Hypertension represents a significant risk factor for elevated cardiovascular morbidity and mortality in dialysis patients 28. According to the ISPD Cardiovascular and Metabolic Guidelines, a blood pressure target of < 140/90 mmHg is recommended for PD patients with persistent hypertension29.Hypertension was present in 91.4% of our cohort, a figure slightly lower than some other PD cohorts. This modest difference likely reflects the use of baseline data collected at dialysis initiation, when residual renal function is better preserved and volume overload less severe, both factors that may attenuate hypertension. Additionally, retrospective underdiagnosis cannot be entirely excluded. Nonetheless, the observed prevalence remains high and aligns with registry data, reinforcing hypertension as a critical therapeutic target in this population.

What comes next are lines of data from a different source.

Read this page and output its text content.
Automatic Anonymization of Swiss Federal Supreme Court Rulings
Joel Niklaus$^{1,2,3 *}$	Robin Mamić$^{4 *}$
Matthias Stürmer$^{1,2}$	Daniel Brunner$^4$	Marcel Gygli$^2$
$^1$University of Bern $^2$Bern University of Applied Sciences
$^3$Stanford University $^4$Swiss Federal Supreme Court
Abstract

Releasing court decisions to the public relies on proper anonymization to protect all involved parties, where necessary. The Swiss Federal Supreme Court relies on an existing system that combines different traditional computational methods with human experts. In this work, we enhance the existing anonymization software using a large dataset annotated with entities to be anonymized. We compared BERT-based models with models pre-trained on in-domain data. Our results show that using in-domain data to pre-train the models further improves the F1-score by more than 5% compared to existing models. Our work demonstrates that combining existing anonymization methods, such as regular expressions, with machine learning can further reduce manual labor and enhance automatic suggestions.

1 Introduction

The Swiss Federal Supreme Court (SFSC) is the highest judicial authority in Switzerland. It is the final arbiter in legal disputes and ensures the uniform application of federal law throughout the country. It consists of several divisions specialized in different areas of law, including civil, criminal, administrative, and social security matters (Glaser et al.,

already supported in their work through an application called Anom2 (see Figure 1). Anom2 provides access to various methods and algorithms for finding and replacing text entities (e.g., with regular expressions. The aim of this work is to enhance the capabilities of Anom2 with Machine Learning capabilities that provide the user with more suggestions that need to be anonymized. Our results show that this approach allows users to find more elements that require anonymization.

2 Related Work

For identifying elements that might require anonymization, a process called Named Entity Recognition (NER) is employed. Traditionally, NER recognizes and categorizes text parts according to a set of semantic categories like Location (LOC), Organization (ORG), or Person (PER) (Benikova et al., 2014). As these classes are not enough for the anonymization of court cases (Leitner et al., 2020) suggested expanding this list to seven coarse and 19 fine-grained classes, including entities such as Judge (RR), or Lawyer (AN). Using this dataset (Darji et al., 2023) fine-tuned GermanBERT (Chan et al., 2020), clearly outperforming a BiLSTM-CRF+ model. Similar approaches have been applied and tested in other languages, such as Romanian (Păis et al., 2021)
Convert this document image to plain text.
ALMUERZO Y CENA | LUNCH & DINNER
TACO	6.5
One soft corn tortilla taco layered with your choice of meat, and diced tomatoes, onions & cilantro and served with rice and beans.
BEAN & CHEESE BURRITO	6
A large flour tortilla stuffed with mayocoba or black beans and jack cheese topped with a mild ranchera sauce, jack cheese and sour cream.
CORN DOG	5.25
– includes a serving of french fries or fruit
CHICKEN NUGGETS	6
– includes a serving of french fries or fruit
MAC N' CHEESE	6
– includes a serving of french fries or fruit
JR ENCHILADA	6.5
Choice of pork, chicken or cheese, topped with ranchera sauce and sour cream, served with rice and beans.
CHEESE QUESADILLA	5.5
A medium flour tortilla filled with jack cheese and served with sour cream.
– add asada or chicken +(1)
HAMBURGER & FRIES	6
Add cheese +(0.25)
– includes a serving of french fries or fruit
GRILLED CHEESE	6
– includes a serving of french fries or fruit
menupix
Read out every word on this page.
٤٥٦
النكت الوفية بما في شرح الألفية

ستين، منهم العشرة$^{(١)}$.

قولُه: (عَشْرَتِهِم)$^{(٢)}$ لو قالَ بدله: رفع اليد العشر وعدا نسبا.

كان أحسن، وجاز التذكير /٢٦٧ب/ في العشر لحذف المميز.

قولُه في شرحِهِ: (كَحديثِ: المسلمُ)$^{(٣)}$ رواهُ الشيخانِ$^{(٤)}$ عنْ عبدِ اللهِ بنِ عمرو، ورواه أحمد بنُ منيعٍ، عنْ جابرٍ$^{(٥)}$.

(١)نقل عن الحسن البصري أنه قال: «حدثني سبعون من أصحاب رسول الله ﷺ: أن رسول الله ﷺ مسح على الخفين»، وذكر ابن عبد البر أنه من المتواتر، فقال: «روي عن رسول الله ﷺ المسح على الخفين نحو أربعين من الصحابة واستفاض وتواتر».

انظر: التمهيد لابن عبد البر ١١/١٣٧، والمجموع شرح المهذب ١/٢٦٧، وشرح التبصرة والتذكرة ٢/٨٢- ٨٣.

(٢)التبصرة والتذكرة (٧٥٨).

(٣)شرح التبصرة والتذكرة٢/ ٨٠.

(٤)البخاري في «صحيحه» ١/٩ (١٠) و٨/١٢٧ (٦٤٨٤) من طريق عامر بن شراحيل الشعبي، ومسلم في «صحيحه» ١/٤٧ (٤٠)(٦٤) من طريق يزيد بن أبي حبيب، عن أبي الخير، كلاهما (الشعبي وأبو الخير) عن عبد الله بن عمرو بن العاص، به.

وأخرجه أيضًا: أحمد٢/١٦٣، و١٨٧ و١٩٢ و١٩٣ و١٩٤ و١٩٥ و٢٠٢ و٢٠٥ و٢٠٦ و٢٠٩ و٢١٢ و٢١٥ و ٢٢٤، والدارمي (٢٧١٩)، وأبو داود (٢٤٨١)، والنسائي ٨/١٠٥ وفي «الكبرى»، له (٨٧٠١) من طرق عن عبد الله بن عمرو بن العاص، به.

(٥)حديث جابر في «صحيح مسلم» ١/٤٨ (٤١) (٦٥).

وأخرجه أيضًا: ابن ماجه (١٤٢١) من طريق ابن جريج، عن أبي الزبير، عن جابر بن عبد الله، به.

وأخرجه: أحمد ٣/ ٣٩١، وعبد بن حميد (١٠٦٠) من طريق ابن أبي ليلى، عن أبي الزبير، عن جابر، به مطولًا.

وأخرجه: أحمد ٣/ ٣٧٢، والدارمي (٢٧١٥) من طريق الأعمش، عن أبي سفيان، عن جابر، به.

This study developed ML models to predict MACE in PD patients using baseline clinical and comorbidity data. Notably, our analysis revealed that the risk factors like albumin were less influential than age, BMI, and PTH in predicting MACE of PD patients.The top-performing models (Random Forest and XGBoost) consistently identified age as the most significant factor across both short-term (1-year) and long-term (5-year) predictions, with HDL-C being particularly important for short-term risk and dialysis adequacy markers (creatinine, eGFR) for long-term outcomes. The time-dependent importance of these factors (more predictive in 5-year vs 1-year models) underscores the need for longitudinal monitoring. Notably, PTH’s role in calcium-phosphorus metabolism proved significant for both timeframes. PTH’s strong association supports current KDIGO guidelines targeting levels < 300 pg/mL, while HDL-C's protective effect suggests lipid management remains crucial despite ESRD.The clinical value of our findings extends beyond prediction accuracy to identifying key modifiable risk factors. By integrating these models into clinical workflows, clinicians could enable timely interventions to improve patient outcomes and reduce healthcare costs. Future research should focus on implementing these predictive tools in real-world settings and developing targeted management strategies for high-risk patients.

Study limitations

Although this analysis provides major strengths, most limitations caused by the retrospective should be recognized. First, this is a retrospective study, some clinical data collection is not comprehensive, this might overlook potential predictors. Prospective trials are needed to validate these monitoring protocols and evaluate cost-effectiveness. Second, in our 5 years MACE analysis, the median follow-up time was 49 months. Some patients had follow-up < 5 years. While we excluded these patients from the 5-year control group to avoid misclassification, this may reduce statistical power. Prospective follow-up of this patient population will be performed in the future.

Conclusion

This study was specifically designed to identify and characterize significant risk factors for MACE in PD patients through advanced machine learning analysis. By employing rigorous analytical methods on a comprehensive dataset of PD patients, we have systematically evaluated potential risk factors and established their relative importance in MACE development. Timely intervention targeting MACE risk factors may prolong survival and reduce complications.